1

Are there built-in ways to construct/deconstruct a dataframe from/to a Python list-of-Python-lists?

As far as the constructor (let's call it make_df for now) that I'm looking for goes, I want to be able to write the initialization of a dataframe from literal values, including columns of arbitrary types, in an easily-readable form, like this:

df = make_df([[9.75,   1],
              [6.375,  2],
              [9.,     3],
              [0.25,   1],
              [1.875,  2],
              [3.75,   3],
              [8.625,  1]],
             ['d', 'i'])

For the deconstructor, I want to essentially recover from a dataframe df the arguments one would need to pass to such make_df to re-create df.

AFAIK,

  1. officially at least, the pandas.DataFrame constructor accepts only a numpy ndarray, a dict, or another DataFrame (and not a simple Python list-of-lists) as its first argument;
  2. the pandas.DataFrame.values property does not preserve the original data types.

I can roll my own functions to do this (e.g., see below), but I would prefer to stick to built-in methods, if available. (The Pandas API is pretty big, and some of its names not what I would expect, so it is quite possible that I have missed one or both of these functions.)


FWIW, below is a hand-rolled version of what I described above, minimally tested. (I doubt that it would be able to handle every possible corner-case.)

import pandas as pd
import collections as co
import pandas.util.testing as pdt

def make_df(values, columns):
    return pd.DataFrame(co.OrderedDict([(columns[i],
                                         [row[i] for row in values])
                                        for i in range(len(columns))]))

def unmake_df(dataframe):
    columns = list(dataframe.columns)
    return ([[dataframe[c][i] for c in columns] for i in dataframe.index],
            columns)

values = [[9.75,   1],
          [6.375,  2],
          [9.,     3],
          [0.25,   1],
          [1.875,  2],
          [3.75,   3],
          [8.625,  1]]
columns = ['d', 'i']

df = make_df(values, columns)

Here's what the output of the call to make_df above produced:

>>> df
       d  i
0  9.750  1
1  6.375  2
2  9.000  3
3  0.250  1
4  1.875  2
5  3.750  3
6  8.625  1

A simple check of the round-trip1:

>>> df == make_df(*unmake_df(df))
True
>>> (values, columns) == unmake_df(make_df(*(values, columns)))
True

BTW, this is an example of the loss of the original values' types:

>>> df.values
array([[ 9.75 ,  1.   ],
       [ 6.375,  2.   ],
       [ 9.   ,  3.   ],
       [ 0.25 ,  1.   ],
       [ 1.875,  2.   ],
       [ 3.75 ,  3.   ],
       [ 8.625,  1.   ]])

Notice how the values in the second column are no longer integers, as they were originally.

Hence,

>>> df == make_df(df.values, columns)
False

1 In order to be able to use == to test for equality between dataframes above, I resorted to a little monkey-patching:

def pd_DataFrame___eq__(self, other):
    try:
        pdt.assert_frame_equal(self, other,
                               check_index_type=True,
                               check_column_type=True,
                               check_frame_type=True)
    except:
        return False
    else:
        return True

pd.DataFrame.__eq__ = pd_DataFrame___eq__

Without this hack, expressions of the form dataframe_0 == dataframe_1 would have evaluated to dataframe objects, not simple boolean values.

kjo
  • 33,683
  • 52
  • 148
  • 265
  • 1
    Pandas constructs dataframes fine when it is passed a list of lists: http://stackoverflow.com/questions/19112398/getting-list-of-lists-into-pandas-dataframe/19112890#19112890 – EdChum Sep 11 '14 at 15:12
  • 1
    you can use ``DataFrame.equals(other)`` for equality testing – Jeff Sep 11 '14 at 15:15
  • @EdChum: Yes, AFAICT, that behavior is not documented, so I don't want to bank on it. – kjo Sep 11 '14 at 17:05

1 Answers1

1

I'm not sure what documentation you are reading, because the link you give explicitly says that the default constructor accepts other list-like objects (one of which is a list of lists).

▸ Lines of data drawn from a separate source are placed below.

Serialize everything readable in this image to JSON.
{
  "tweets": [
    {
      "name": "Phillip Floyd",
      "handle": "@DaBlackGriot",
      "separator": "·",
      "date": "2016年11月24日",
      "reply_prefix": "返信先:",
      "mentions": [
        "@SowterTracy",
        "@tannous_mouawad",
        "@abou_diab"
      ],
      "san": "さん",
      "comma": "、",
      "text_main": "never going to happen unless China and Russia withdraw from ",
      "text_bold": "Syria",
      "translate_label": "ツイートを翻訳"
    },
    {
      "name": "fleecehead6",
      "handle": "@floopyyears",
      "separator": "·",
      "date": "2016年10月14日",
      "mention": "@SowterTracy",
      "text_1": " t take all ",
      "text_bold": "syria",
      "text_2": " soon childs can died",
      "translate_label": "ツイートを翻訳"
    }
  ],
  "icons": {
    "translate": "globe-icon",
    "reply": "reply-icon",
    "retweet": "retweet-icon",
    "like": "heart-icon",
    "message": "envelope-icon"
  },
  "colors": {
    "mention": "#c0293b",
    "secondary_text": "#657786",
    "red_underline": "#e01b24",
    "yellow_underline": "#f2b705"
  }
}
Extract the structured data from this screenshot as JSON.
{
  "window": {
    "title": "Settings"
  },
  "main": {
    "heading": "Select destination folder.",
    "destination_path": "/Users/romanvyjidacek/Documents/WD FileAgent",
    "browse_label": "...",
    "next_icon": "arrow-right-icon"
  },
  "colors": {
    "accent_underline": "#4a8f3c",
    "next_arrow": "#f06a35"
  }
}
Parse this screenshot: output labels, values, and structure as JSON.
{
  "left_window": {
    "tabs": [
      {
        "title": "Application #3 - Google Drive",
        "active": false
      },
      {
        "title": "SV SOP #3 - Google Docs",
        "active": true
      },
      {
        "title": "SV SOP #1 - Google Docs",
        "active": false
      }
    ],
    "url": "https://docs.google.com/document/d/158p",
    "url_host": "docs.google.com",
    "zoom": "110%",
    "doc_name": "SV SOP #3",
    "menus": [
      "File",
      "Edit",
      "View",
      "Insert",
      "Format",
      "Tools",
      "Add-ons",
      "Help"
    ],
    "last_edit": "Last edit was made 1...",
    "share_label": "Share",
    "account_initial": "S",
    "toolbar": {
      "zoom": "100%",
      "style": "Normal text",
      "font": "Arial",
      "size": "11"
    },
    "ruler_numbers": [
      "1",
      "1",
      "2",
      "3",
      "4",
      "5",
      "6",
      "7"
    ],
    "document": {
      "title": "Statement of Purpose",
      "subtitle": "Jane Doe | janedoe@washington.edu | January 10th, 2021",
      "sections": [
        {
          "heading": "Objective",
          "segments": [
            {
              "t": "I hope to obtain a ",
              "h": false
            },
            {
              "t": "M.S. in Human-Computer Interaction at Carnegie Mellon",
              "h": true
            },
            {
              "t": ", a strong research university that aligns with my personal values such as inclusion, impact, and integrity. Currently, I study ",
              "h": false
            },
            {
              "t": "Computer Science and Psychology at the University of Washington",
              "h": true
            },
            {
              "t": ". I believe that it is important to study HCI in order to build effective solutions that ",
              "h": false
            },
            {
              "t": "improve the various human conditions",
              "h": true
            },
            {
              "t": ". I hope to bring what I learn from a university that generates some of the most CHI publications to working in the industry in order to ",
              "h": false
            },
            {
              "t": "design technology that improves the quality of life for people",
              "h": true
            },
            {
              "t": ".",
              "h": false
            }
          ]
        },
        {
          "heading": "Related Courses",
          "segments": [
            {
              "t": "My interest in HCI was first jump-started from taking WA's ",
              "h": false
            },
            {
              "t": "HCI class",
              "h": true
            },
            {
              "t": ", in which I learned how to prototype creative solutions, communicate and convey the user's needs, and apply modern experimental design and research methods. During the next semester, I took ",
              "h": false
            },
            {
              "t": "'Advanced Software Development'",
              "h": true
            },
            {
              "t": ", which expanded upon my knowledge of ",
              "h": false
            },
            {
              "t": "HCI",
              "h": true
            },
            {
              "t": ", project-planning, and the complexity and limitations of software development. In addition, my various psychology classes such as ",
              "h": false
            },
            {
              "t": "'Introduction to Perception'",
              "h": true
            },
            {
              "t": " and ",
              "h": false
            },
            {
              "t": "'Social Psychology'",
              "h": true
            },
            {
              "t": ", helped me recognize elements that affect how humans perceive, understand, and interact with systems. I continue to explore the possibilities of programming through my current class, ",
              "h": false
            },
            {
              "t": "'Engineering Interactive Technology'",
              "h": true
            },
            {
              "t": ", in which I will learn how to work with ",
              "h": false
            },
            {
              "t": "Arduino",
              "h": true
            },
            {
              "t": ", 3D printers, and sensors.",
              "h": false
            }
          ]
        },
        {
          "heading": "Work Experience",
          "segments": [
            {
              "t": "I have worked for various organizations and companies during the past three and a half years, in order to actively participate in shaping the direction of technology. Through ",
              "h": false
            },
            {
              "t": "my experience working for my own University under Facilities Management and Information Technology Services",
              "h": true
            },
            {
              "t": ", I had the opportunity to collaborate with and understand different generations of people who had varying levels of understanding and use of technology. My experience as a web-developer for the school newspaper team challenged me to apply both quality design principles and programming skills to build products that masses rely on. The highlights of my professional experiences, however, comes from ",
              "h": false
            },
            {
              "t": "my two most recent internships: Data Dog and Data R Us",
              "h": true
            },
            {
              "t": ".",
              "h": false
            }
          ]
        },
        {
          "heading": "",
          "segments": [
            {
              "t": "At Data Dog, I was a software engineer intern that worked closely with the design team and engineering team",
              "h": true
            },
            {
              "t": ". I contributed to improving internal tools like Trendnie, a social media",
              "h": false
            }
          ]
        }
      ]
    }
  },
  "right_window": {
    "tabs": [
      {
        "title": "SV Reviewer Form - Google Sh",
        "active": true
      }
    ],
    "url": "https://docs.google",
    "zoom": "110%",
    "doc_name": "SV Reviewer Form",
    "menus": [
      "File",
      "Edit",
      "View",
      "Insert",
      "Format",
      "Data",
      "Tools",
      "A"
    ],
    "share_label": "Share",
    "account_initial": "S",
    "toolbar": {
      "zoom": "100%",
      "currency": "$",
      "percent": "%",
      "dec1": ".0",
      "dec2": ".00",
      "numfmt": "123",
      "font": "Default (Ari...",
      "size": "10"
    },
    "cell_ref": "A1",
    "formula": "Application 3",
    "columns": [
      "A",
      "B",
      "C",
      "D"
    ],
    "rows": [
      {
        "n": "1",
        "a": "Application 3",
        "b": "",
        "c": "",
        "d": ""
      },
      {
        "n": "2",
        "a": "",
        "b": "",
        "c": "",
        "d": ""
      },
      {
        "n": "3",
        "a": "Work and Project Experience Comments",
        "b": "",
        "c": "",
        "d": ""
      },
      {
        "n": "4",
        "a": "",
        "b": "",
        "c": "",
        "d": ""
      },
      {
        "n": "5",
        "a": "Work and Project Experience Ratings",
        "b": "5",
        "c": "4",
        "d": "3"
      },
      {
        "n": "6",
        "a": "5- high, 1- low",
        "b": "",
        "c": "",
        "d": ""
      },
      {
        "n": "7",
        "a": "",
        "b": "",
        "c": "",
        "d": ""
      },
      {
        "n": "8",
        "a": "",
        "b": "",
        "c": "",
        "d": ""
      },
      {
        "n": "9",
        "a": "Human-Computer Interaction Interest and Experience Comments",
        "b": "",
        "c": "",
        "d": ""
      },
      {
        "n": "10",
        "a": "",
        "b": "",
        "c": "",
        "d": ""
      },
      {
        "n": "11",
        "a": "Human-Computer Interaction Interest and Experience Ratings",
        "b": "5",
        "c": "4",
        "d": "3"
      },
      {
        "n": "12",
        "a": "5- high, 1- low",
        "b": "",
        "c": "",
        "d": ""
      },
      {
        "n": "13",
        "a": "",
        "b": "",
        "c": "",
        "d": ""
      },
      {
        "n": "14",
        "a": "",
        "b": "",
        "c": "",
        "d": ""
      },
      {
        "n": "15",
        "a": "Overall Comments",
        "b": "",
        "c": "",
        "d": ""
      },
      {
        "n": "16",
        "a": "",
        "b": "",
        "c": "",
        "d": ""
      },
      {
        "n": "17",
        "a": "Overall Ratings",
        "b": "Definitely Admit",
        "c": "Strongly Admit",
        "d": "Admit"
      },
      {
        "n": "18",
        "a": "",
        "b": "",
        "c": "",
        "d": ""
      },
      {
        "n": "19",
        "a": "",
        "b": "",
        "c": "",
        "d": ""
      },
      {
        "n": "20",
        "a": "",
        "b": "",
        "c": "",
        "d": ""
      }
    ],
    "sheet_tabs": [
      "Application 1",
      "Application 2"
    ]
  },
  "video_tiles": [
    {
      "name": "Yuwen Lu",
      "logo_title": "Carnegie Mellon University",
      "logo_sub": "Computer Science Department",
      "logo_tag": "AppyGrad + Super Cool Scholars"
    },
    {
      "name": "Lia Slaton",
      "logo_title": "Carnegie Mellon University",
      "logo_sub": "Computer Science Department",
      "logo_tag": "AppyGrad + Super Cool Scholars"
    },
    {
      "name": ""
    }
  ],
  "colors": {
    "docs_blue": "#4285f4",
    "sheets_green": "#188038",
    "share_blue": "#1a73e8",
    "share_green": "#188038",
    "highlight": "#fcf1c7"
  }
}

In [6]: pandas.DataFrame([['a', 1], ['b', 2]])
Out[6]: 
   0  1
0  a  1
1  b  2

[2 rows x 2 columns]

In [7]: t = pandas.DataFrame([['a', 1], ['b', 2]])

In [8]: t.to_dict()
Out[8]: {0: {0: 'a', 1: 'b'}, 1: {0: 1, 1: 2}}

Notice that I use to_dict at the end, rather than trying to get back the original list of lists. This is because it is an ill-posed problem to get the list arguments back (unless you make an overkill decorator or something to actually store the ordered arguments that the constructor was called with).

The reason is that a pandas DataFrame, by default, is not an ordered data structure, at least in the column dimension. You could have permuted the order of the column data at construction time, and you would get the "same" DataFrame.

Since there can be many differing notions of equality between two DataFrame (e.g. same columns even including type, or just same named columns, or some columns and in same order, or just same columns in mixed order, etc.) -- pandas defaults to trying to be the least specific about it (Python's principle of least astonishment).

So it would not be good design for the default or built-in constructors to choose an overly specific idea of equality for the purposes of returning the DataFrame back down to its arguments.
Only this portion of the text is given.